The Great Depression of 1929-33 was the most severe economic crisis of modern times. Millions of people lost their jobs, and many farmers and businesses were bankrupted. Industrialized nations and those supplying primary products (food and raw materials) were all affected in one way or another. In Germany the United States industrial output fell by about 50 per cent, and between 25 and 33 per cent of the industrial labour force was unemployed.
The Depression had profound political implications in western democracies. In countries such as Germany and Japan, reaction to the Depression brought about the rise to power of militarist governments who adopted the regressive foreign policies that led to the Second World War. In countries such as the United States and Britain, government intervention ultimately resulted in the creation of welfare systems and the managed economies of the period following the Second World War.
In the United States Roosevelt became President in 1933 and promised a "New Deal" under which the government would intervene to reduce unemployment by work-creation schemes such as street cleaning and the painting of post offices.
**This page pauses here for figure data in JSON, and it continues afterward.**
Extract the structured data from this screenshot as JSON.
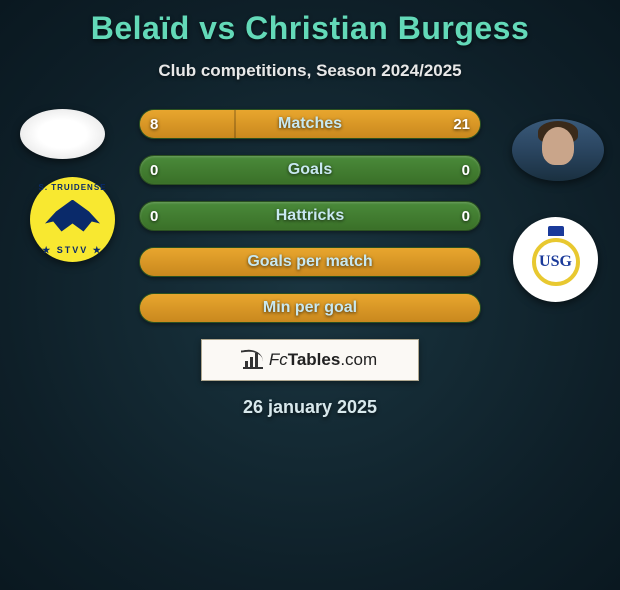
{
  "title": "Belaïd vs Christian Burgess",
  "subtitle": "Club competitions, Season 2024/2025",
  "date": "26 january 2025",
  "brand": {
    "fc": "Fc",
    "tables": "Tables",
    "com": ".com"
  },
  "colors": {
    "accent": "#63d9b8",
    "bar_bg": "#3a7028",
    "bar_fill": "#c9881e",
    "bg_center": "#1a3540",
    "bg_edge": "#0a1820"
  },
  "club_left_top": "S. TRUIDENSE",
  "club_left_bottom": "★ STVV ★",
  "club_right_letters": "USG",
  "bars": [
    {
      "label": "Matches",
      "left": "8",
      "right": "21",
      "left_pct": 28,
      "right_pct": 72,
      "show_vals": true,
      "full_fill": false
    },
    {
      "label": "Goals",
      "left": "0",
      "right": "0",
      "left_pct": 0,
      "right_pct": 0,
      "show_vals": true,
      "full_fill": false
    },
    {
      "label": "Hattricks",
      "left": "0",
      "right": "0",
      "left_pct": 0,
      "right_pct": 0,
      "show_vals": true,
      "full_fill": false
    },
    {
      "label": "Goals per match",
      "left": "",
      "right": "",
      "left_pct": 0,
      "right_pct": 0,
      "show_vals": false,
      "full_fill": true
    },
    {
      "label": "Min per goal",
      "left": "",
      "right": "",
      "left_pct": 0,
      "right_pct": 0,
      "show_vals": false,
      "full_fill": true
    }
  ]
}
Both agriculture and industry were supported by policies (which turned out to be mistaken) to restrict output and increase prices. The most durable legacy of the New Deal was the great public works projects such as the Hoover Dam and the introduction by the Tennessee Valley Authority of flood control, electric power, fertilizer, and even education to a depressed agricultural region in the south.
The New Deal was not, in the main, an early example of economic management, and it did not lead to rapid recovery. Income per capita was no higher in 1939 than in 1929, although the government’s welfare and public works policies did benefit many of the most needy people. The big growth in the US economy was, in fact, due to rearmament.